The C4 rides higher than the old C4 Cactus, coming in at 4360mm long, 1800mm wide and 1525mm high. In keeping with the rest of the Citroen family, super-slim daytime running lights are situated high in the nose, while the beefed-up wheelarches and elongated roofline combine to give it a profile more akin to a coupé than a crossover. The slightly angled tailgate, miniscule rear spoiler and proportionately large bumper that sits out behind the car further enhances this impression. 

Interior

Inside the C4 is chock-full of matt-black surfaces while prospective buyers get a choice of matt chrome or high-gloss black inserts on the air vents, centre console, dashboard and steering wheel. The frameless digital display looks straightforward enough and tailored towards the driver, as does the 10.0in touchscreen for the infotainment system. Much taller than a conventional hatchback, the C4 will have a higher driving position than you may expect and excellent ground clearance.
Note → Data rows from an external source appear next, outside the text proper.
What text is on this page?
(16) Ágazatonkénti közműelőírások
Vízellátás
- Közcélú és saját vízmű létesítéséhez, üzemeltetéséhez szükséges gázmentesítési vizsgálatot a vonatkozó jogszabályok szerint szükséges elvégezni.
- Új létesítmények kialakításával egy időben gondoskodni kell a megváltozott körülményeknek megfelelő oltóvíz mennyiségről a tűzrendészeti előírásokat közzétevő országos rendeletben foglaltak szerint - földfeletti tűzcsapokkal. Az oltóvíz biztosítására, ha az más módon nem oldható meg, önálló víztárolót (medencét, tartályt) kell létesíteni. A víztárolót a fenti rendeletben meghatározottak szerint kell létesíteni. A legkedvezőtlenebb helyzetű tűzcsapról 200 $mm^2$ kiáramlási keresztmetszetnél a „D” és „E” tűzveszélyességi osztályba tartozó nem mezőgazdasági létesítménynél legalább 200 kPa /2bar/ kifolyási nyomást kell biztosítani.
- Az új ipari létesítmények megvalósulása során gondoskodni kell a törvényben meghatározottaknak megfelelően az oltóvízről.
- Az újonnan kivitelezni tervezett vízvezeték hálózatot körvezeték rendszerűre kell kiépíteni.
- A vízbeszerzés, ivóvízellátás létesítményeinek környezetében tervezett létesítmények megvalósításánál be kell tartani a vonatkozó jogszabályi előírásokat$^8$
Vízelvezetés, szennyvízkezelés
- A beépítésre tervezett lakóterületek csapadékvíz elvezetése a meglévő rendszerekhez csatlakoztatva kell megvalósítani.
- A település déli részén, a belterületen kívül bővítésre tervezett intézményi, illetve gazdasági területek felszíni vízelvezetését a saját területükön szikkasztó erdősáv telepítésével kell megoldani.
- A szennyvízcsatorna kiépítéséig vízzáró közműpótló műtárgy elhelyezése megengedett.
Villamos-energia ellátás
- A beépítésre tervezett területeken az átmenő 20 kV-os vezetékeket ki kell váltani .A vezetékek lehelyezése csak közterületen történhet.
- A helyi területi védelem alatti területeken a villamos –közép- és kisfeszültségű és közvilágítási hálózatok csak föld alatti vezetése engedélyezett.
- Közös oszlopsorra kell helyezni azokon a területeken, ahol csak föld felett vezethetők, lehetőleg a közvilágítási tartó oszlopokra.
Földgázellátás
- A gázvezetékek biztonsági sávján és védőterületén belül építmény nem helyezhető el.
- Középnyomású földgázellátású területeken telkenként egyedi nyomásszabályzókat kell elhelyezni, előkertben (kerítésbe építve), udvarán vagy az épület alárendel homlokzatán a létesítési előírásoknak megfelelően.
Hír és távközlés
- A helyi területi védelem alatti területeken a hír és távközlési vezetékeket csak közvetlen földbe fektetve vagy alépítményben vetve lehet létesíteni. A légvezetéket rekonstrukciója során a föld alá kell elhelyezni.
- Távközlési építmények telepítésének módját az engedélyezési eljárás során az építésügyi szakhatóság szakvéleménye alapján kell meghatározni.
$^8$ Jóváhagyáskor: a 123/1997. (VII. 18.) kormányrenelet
Citroën’s signature flat-bottomed steering wheel is still there as are lots of clever storage solutions. The boot has 380 litres of space along with a low load lip and adjustable floor. 

Performance

The ë-C4 is powered by the 134bhp electric motor and 50kWh battery that has already been used in the Peugeot e-2008 and it comes with an official range of 217 miles. The battery can be replenished using a 100kW rapid charger, achieving an 80% charge in 30 minutes. 0 – 100 kilometres per hour will take 9.7 seconds

Reliability

Citroens highly-regarded 5 year warranty comes as standard and the French car giant's dealer network is continually expanding. 

Running Costs

There are three petrol engines available including Citroen’s PureTech 1.2-litre three-cylinder engine (100PS, 130PS and 155PS), with the more powerful versions offered with an eight-speed automatic gearbox. The sole diesel version so far is a 102PS 1.5-litre option which comes with either a six-speed manual or an eight-speed automatic. There will be also going to be an electric version, badged the e-C4. The C4 and e-C4 are due to go on sale in the autumn, with deliveries arriving before the end of 2020. Exact Irish specifications and pricing have yet to be confirmed, but the C4 is likely to start from around 25,000 euro. 

Handling

Featuring the Progressive Hydraulic Cushion suspension that we’ve already seen on the C4 Cactus and C5 Aircross, the new C4 should be able to soak up the imperfections on Irish roads easily. A lot of attention has also been paid to seat comfort, with well-padded cushions, lumbar support for the front seats and centre armrests front and rear to make occupants feel like they’re sitting in armchairs. 

Safety

This Citroen has yet to be given an NCAP safety rating but it is sure to be highly rated as it comes with an extensive list of all the latest safety equipment and features as standard. 

Summary

Exterior
80%
Interior
90%
Performance
80%
Reliability
90%
Running Costs
90%
Handling
90%
Safety
100%

Citroën has a proud past as a manufacturer of cars that fall into the French tradition of being charming and comfortable. From the unforgettable DS of the 1960’s to the C4 Cactus of the 21st century, the French car giant has often left us guessing as to their next move. Judging by what we have seen so far, the latest edition of the Citroen C4 promises to continue this trend as it replaces the quirky Cactus. While it will lean towards a crossover SUV, it takes many of its styling cues from the C5 Aircross. Citroën has informed us that the main emphasis of the C4 will be on comfort and each model will come equipped with Advanced Comfort seats - including optional heating and massaging systems - and Progressive Hydraulic Cushion suspension, which utilises two hydraulic stops to smooth out bumps in the road.